Von Kindern, Ängsten und Urmenschen

Kinder kennen alle Gefühle, die die Menschheitsentwicklung begleitet haben. Dazu gehören die schönen, expansiven, nach außen drängenden Gefühle, wie Freude, Liebe, Begeisterung – und dass sie sie so unmittelbar, ungedämpft und hundertprozentig empfinden und ausdrücken, macht die Faszination von Kindern aus und ist ein ausreichender Grund, Kinder zu haben. Sie kennen aber auch die weniger schönen, hemmenden Gefühle, wie Angst, Scham, Befangenheit, und möglicherweise kennen sie sie ebenso unmittelbar und ungedämpft.  

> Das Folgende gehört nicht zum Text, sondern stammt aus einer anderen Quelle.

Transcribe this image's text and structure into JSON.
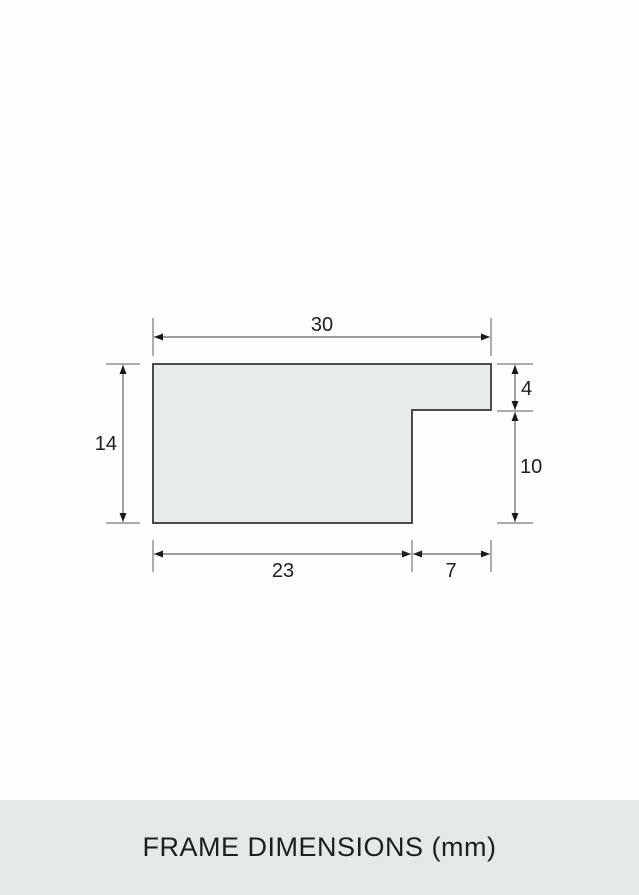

Wie begleiten wir als Eltern unsere Kinder in Situationen, die solche Gefühle hervorrufen? Nehmen wir das Beispiel des Schulanfangs, den viele Kinder gerade durchlebt haben oder durchleben. Es kann die Einschulung sein oder auch sonst ein Neuanfang im Schulleben: eine neue Schule, eine neue Klasse, ein neues soziales Umfeld, ein neuer Lebensabschnitt. Eine Situation, in der so viel Neues auf einen zukommt, ist einerseits mit Spannung und Neugier, andererseits aber auch mit Angst und Unsicherheit aufgeladen.

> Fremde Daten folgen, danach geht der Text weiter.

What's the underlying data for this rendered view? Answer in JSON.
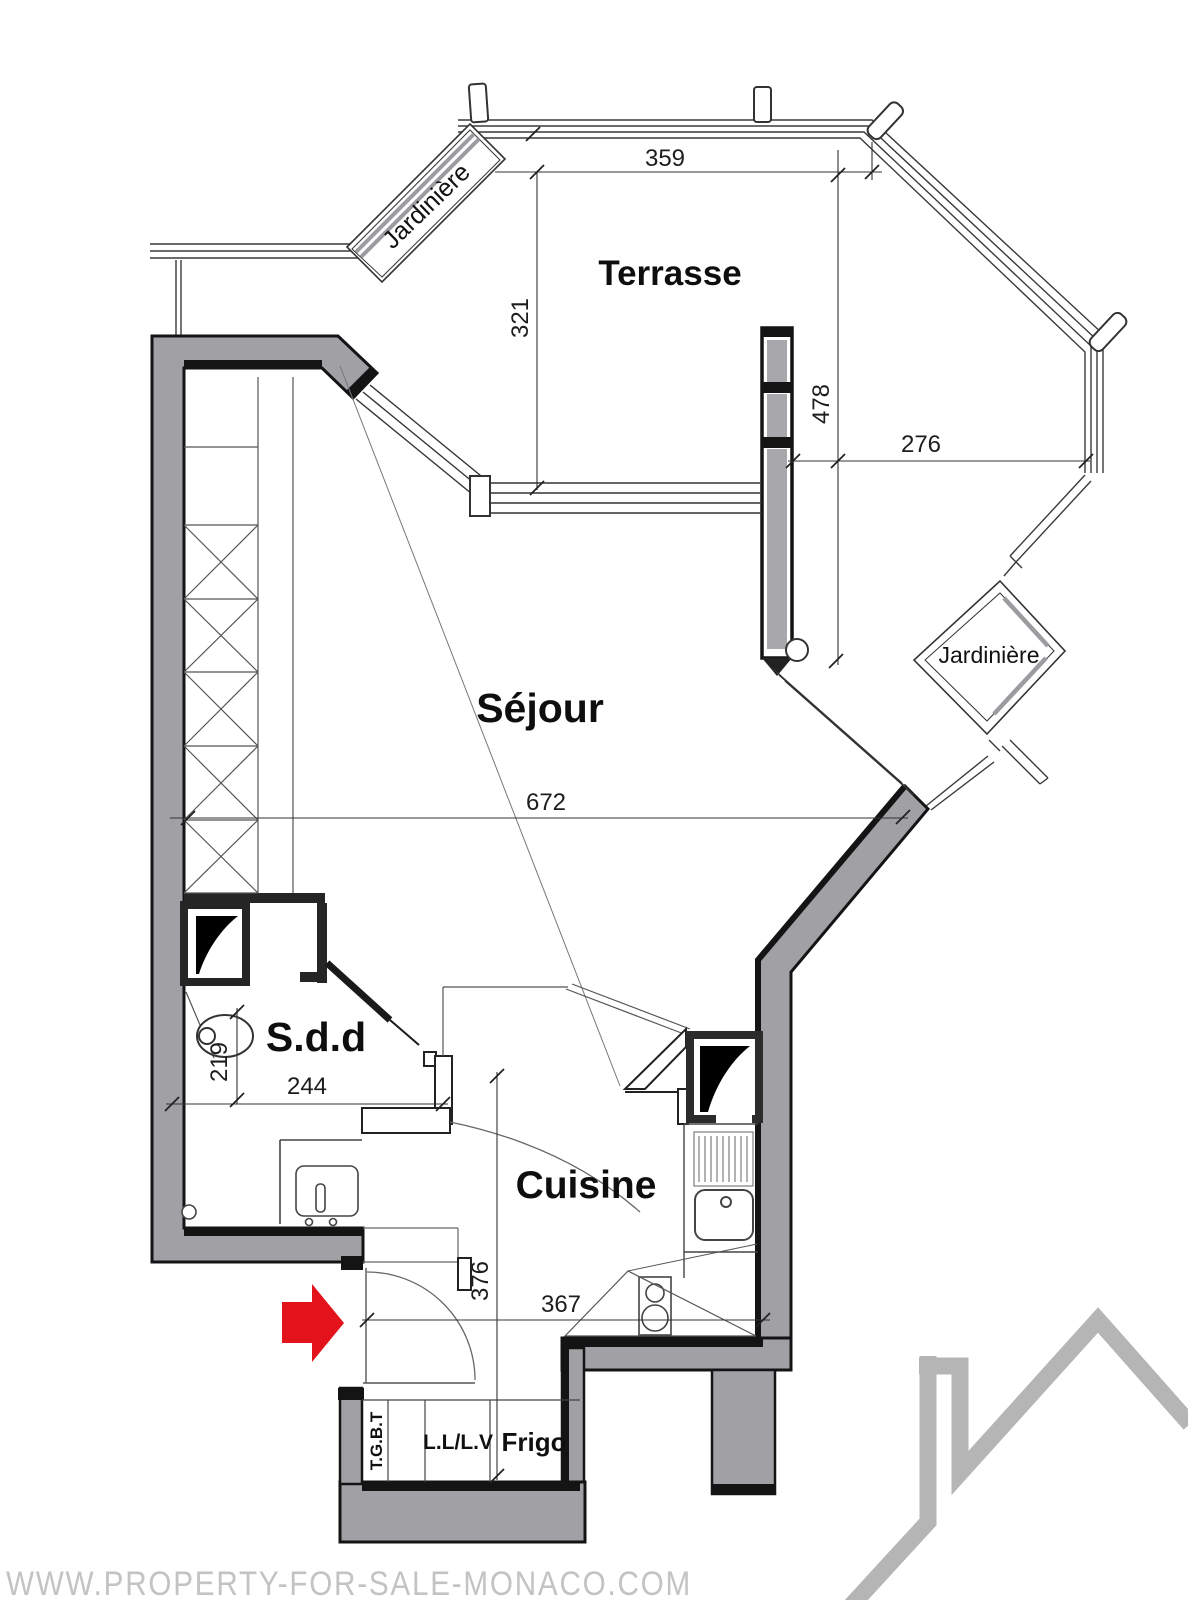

Was machen wir in den Momenten, wo sich im Kind ein Grummeln von Angst, Beklemmtheit, Schüchternheit regt und es etwa sagt „Ich will eigentlich gar nicht in die Schule gehen“? (Was jüngere Kinder vielleicht noch sagen, ältere eher nicht.) Naheliegend ist es, dem Kind eine Aufmunterung zu bieten und etwas zu sagen wie: „Das wird schon“, „Mach dir keine Sorgen“, „Du brauchst keine Angst zu haben“. Das hat aber den Nachteil, dass dem Kind damit die Berechtigung auf sein reales Angstempfinden abgesprochen wird. Es hat ja Angst, und Angst geht durch die Versicherung, dass sie überflüssig sei, normalerweise nicht weg.  

Genauso viel oder mehr Stärkung bietet die umgekehrte Strategie, die darin besteht, Ängste zu normalisieren. Man gibt dem Kind die Botschaft: „Das ist normal, dass du Angst hast, alle Menschen haben das in so einer Situation, es gehört dazu, ich verstehe das, mir geht das genauso, und man kann damit fertigwerden.“

Ich habe das meinem Sohn unlängst anhand der Urmenschen erklärt. Schon den Urmenschen machte Unbekanntes Angst. Als die Menschen noch halbe Affen waren und in der Wildnis überleben mussten, fühlten sich dann sicher, wenn sie in ihrem gewohnten Wald oder Steppenstück unterwegs waren, weil sie da alle Gefahren, Fallen, Abgründe kannten, aber sie hatten Angst, wenn sie in einem unbekannten Wald oder Steppenstück unterwegs waren, weil sie da all dies nicht kannten und sich in größerer Gefahr befanden. Und sie fühlten sich sicher, wenn sie bei ihrer eigenen Gruppe waren, die sie kannten und mit der sie schon viele Nächte am Lagerfeuer geschlafen hatten, aber sie hatten Angst, wenn sie etwa auf der Jagd bei einer anderen Gruppe bleiben mussten, bei Menschen, die sie nicht kannten und wo sie nicht sicher sein konnten: Wie sind die? Was tun die? Fressen mich die?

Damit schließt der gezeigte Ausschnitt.